Foreign ownership or leadership is considerable, and has provided Philippines-based studios with the contacts, credibility (to foreign buyers, including both production studios and TV chains), finance, and production and creative expertise. The major studios include:

- Toei Animation is the Japanese company that has decided to entrust 60 percent of its total animation work to its Philippine subsidiary.
- Top Peg Animation and Creative Studio Inc., a 100-percent Philippine-owned company
- Top Draw, which is a recent entrant that is highly regarded and which does international work.
- Philippines Animation Studios (PASI), which is funded by a listed Malaysian company, and which has a strong core team of animators.
- Holy Cow! Animation, a studio specializing in 3D (three-dimensional) digital animation.
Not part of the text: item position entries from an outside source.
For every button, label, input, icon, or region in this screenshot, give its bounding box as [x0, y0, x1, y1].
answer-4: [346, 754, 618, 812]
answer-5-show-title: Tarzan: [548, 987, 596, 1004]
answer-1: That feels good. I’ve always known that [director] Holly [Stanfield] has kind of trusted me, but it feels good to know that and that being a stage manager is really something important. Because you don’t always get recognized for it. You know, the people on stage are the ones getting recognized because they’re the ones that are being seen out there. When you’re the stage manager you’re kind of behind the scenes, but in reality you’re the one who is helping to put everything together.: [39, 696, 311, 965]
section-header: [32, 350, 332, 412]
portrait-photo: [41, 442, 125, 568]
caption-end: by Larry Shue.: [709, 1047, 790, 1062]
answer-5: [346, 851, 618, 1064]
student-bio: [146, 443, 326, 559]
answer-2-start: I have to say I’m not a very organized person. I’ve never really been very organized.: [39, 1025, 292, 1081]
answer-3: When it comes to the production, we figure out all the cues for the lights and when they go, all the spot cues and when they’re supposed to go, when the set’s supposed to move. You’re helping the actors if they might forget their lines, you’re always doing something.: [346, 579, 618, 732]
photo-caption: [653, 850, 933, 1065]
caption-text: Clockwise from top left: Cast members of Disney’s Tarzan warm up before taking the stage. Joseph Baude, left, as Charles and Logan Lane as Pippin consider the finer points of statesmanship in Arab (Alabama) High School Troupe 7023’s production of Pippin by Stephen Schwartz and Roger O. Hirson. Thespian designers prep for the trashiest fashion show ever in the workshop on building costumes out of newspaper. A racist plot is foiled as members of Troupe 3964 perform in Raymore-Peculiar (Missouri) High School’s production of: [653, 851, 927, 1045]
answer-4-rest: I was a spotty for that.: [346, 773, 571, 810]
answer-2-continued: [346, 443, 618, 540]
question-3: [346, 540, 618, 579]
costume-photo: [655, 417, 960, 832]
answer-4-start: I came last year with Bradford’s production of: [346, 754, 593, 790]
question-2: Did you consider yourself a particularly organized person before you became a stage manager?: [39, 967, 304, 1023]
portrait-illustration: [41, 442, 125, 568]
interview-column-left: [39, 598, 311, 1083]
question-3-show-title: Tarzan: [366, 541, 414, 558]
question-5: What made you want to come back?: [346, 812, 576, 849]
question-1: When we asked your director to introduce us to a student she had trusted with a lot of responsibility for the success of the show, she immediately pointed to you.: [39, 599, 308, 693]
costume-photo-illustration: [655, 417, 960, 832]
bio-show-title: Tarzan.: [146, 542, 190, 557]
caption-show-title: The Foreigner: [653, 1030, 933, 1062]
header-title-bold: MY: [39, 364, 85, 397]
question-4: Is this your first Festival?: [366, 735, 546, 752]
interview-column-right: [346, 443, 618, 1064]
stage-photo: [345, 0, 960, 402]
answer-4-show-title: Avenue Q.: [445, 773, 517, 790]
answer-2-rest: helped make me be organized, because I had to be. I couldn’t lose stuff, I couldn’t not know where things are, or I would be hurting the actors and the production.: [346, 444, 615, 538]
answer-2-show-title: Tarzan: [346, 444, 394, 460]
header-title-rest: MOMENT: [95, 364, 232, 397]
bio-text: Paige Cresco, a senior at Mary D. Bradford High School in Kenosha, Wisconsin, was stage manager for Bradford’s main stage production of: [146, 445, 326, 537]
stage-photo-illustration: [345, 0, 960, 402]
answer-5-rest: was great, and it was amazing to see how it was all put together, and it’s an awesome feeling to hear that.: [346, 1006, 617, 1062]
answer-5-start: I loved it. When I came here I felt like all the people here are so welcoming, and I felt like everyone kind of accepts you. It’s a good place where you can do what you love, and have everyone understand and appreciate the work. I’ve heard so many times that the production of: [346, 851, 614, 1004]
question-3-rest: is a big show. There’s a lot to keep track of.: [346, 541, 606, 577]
Along with these, there are numerous other smaller companies.

In recent years, some of the major studios that had been captive to or owned by larger foreign studios have now branched out to seek work on their own worldwide through their networks.

== Controversy ==
Controversies arose regarding the majority of Filipino animation studios who continue to outsource their talents to foreign film makers for non-Filipino audiences due to financial issues. Some Filipino studios and their talents have also been abused by major animation studios, primarily Sony Pictures Animation and Pixar Animation Studios.